Following the return of the infamous Barb in the Argostoli Harbour, our team has been collecting impressive amounts of data on the foraging behaviours and interactions between the harbour turtles. As expected, Barb has reclaimed her title as boss of the harbour and can often be spotted chasing away any turtle attempting to steal a snack in her territory.
Despite having their hands full on the beaches, our volunteers have still made time to partake in evening activities such as volleyball, and group quizzes. Many have spent their well-earned time off snorkelling with turtles, tasting wine, and lounging on the Queen Bee.
Skala Field Station
Over in Skala, we have been making great progress in mapping the posidonia oceanica meadows on Skala and Mounda beaches. Mounda is now mostly covered thanks to the efforts of our dedicated volunteers. Alongside their shifts, many volunteers also enjoy snorkelling in their free time too! Some of them were lucky enough to spot both loggerhead and green sea turtles near Mounda beach, as well as observing our first cuttlefish of the season for our snorkel bingo. This completes 23 of 24 species, leaving just an octopus to spot this season.

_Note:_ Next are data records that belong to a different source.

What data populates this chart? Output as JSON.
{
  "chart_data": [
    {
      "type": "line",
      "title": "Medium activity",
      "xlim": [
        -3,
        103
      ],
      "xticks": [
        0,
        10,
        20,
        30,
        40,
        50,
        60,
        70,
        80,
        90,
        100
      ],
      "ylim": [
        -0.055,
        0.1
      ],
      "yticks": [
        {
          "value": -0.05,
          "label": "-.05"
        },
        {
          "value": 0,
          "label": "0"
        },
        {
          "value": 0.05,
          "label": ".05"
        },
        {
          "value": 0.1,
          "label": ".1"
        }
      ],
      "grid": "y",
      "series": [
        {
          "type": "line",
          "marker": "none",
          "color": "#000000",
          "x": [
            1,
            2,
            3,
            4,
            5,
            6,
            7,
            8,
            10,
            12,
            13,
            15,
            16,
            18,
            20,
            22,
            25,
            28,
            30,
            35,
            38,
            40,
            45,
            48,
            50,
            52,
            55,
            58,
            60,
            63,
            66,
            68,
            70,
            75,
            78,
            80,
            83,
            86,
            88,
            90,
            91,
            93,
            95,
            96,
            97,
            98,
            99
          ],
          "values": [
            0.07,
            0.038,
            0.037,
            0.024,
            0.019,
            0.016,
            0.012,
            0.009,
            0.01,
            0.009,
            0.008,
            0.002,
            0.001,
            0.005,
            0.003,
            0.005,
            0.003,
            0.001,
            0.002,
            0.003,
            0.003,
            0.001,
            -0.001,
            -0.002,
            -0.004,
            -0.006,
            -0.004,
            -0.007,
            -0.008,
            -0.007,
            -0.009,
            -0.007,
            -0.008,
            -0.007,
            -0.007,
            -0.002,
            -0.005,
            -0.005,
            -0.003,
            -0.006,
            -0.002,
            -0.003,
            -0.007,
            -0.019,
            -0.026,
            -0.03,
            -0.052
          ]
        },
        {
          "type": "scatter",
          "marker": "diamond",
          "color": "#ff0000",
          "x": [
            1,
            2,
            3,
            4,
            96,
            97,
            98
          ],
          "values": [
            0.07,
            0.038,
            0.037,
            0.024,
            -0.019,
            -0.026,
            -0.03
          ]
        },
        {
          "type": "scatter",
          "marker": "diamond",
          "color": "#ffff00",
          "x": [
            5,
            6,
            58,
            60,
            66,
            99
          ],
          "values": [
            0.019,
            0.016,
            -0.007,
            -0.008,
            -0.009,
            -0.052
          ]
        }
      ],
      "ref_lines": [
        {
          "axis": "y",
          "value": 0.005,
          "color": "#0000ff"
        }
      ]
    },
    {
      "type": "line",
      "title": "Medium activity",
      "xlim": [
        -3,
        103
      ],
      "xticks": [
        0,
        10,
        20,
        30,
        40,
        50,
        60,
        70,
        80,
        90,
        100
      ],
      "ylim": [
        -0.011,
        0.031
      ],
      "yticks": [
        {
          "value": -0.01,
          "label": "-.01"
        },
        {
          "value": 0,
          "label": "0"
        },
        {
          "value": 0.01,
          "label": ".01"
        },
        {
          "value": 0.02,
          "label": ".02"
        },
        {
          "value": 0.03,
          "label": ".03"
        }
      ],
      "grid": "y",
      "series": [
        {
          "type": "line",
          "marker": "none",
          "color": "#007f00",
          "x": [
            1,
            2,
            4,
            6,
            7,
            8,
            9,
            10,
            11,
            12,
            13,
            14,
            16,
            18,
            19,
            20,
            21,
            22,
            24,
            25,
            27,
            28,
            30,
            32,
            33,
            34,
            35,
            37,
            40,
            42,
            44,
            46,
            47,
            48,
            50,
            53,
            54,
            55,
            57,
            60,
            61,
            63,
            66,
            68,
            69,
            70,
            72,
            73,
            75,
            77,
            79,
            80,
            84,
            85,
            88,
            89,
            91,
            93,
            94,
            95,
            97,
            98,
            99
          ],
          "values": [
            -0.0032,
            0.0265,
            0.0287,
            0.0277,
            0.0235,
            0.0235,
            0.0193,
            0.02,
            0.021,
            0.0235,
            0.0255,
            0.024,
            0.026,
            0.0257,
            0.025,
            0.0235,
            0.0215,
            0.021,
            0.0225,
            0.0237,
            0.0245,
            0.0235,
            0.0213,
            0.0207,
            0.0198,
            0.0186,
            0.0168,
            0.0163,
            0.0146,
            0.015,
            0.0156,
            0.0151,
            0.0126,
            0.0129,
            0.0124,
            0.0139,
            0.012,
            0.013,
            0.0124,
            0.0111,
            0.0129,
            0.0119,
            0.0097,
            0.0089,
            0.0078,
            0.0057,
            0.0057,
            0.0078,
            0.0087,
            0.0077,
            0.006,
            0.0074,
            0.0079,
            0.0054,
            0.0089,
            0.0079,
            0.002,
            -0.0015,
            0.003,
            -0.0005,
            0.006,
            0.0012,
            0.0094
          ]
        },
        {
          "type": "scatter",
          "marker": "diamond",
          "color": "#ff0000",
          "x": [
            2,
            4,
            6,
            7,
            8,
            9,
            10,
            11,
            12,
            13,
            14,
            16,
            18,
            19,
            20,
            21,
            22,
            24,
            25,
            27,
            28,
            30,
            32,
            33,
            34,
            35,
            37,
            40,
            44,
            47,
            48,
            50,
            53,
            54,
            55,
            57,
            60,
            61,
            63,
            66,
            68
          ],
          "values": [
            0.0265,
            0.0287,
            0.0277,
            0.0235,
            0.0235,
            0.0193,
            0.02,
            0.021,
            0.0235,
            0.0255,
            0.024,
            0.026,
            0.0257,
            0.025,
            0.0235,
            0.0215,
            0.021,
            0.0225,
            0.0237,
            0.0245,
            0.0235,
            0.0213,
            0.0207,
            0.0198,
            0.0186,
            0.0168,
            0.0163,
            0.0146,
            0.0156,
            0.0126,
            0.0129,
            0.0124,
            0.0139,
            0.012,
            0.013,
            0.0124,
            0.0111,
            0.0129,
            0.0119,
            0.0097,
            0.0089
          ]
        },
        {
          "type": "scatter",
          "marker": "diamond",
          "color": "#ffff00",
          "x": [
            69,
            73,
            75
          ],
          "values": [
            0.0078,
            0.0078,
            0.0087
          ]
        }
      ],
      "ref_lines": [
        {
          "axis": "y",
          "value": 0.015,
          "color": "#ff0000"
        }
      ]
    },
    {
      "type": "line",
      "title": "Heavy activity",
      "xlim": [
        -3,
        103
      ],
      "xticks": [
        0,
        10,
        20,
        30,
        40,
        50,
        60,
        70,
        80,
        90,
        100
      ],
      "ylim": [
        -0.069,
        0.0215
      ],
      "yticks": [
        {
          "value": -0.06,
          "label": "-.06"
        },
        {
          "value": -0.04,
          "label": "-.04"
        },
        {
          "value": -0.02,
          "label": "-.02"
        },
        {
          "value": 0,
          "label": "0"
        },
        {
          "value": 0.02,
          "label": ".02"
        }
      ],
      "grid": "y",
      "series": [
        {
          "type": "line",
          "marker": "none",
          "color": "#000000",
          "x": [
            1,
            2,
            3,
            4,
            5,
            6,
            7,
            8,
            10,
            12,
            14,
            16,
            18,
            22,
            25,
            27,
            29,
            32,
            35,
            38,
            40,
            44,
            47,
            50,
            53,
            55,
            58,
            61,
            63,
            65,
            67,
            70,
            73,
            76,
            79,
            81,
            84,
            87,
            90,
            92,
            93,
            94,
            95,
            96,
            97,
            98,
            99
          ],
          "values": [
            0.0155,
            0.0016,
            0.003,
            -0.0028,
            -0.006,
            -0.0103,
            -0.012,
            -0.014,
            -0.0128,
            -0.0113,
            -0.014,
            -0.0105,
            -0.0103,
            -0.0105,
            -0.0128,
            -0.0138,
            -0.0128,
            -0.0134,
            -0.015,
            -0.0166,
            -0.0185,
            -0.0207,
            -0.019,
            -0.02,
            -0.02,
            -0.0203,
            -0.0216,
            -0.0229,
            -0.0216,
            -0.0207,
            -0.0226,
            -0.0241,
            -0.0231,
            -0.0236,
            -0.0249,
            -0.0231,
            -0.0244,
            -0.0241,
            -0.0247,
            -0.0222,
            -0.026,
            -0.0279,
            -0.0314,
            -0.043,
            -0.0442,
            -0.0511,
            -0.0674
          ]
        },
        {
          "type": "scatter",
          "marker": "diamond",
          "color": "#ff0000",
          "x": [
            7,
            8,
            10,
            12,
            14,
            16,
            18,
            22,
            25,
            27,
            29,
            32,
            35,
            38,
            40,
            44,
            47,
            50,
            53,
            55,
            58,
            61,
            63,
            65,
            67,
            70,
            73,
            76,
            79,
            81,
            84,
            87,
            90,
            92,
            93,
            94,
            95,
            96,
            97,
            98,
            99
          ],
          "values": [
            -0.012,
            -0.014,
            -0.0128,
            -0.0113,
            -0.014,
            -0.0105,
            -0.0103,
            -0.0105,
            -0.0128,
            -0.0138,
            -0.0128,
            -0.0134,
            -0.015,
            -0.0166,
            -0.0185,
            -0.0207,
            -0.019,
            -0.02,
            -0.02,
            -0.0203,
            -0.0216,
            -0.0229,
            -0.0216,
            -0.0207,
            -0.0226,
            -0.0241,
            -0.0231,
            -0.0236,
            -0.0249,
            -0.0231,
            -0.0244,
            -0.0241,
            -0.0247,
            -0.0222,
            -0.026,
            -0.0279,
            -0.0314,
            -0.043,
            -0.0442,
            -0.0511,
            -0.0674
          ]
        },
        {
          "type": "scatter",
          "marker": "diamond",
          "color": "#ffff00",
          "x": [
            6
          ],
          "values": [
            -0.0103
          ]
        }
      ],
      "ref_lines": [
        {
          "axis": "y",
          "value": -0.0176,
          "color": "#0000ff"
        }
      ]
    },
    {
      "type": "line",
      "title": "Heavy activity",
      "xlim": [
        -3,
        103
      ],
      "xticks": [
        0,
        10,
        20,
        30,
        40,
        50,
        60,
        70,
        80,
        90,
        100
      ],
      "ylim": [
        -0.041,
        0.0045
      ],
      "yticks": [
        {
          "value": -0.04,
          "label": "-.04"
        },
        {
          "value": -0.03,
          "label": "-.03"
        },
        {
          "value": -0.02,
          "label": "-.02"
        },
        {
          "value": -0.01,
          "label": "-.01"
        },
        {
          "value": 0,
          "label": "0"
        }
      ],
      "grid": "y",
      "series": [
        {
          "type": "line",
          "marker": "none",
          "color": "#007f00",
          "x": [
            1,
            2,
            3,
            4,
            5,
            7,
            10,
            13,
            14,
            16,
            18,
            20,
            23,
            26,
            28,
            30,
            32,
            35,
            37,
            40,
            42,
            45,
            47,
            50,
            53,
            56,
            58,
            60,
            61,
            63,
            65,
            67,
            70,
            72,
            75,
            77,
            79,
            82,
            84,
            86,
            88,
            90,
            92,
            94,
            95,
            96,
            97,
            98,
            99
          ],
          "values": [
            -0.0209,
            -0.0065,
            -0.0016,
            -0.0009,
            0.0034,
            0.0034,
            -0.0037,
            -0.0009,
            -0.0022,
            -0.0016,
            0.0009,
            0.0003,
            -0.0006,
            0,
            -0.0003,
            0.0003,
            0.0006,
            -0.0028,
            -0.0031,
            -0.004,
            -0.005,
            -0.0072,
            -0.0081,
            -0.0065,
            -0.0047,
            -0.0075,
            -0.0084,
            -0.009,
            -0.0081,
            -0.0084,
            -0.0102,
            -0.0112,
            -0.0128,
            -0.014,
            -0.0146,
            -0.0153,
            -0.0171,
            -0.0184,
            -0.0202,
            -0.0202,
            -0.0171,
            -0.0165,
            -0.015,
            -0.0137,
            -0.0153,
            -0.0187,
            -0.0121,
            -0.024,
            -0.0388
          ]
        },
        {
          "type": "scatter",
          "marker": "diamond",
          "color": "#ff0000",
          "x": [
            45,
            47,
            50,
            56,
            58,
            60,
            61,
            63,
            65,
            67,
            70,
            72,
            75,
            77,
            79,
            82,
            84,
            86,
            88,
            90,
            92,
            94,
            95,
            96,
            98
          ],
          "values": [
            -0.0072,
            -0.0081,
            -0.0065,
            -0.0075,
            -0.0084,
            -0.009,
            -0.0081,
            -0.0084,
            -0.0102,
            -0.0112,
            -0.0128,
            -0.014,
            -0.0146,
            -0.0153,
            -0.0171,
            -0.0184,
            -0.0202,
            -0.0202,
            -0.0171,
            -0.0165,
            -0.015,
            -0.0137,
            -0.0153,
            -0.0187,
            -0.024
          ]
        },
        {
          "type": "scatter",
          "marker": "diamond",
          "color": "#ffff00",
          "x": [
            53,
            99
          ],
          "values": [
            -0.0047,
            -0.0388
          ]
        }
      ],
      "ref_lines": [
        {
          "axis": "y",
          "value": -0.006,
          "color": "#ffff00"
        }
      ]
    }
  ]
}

When not busy snorkelling, our volunteers have been enjoying activities such as pizza night and a water fight. Some more of our determined volunteers also climbed Mount Aings on a day off to enjoy the sunrise from the highest peak on the island. This week we have also had an addition to the core team, with Alix joining us for the rest of the season. We are excited to work with her going forwards!
In recent developments, on our sand dune surveys, we have worked in collaboration with the Management Body of Aenos National Park to place informative signs regarding the plants in the dunes on Mounda Beach. The signs are placed around the entrance to the beach in the hopes to educate the public as they enjoy their time on Mounda Beach. We also continue to log the species discovered in the dunes to broaden the understanding of the sand dune ecosystem.
Lourdas Field Station
It’s been a busy couple of weeks for Lourdas with a small storm bringing high wave action onto our beaches meaning necessary moisture checks had to be carried out, which was vital as few were found to be inundated resulting in some quick emergency relocations. The first hatchlings of the Lourdas survey area have also emerged in the last 2 weeks, which is very exciting as we near the end of nesting season. There have also been a couple partial inventories of the first nests with a few hatchlings having been helped to sea by the team. Every day we find there are more nests dipping and hatching as we walk the beach on morning survey making us all very excited now hatching season is in full swing!
We have been very pleased to welcome our first family groups of the season and have also started with our first Hatchling Rescue shifts. Each family experienced two morning surveys where they saw our first nests dipping and some hatchling tracks as well as the last potential nesting female tracks of the season for Lourdas.
On Hatchling rescue some of our group saw 39 hatchlings in a night whilst the others saw 19 hatchlings the next night, thoroughly enjoying the experience of staying the night on the beach to protect our nests. Our groups have also been enjoying our exploratory snorkel surveys with many spotting an octopus and also completing harbour shifts. Our most recent family group even thankfully spotted a fishing line on a well-known turtle (Danielle) which was safely removed by our core team.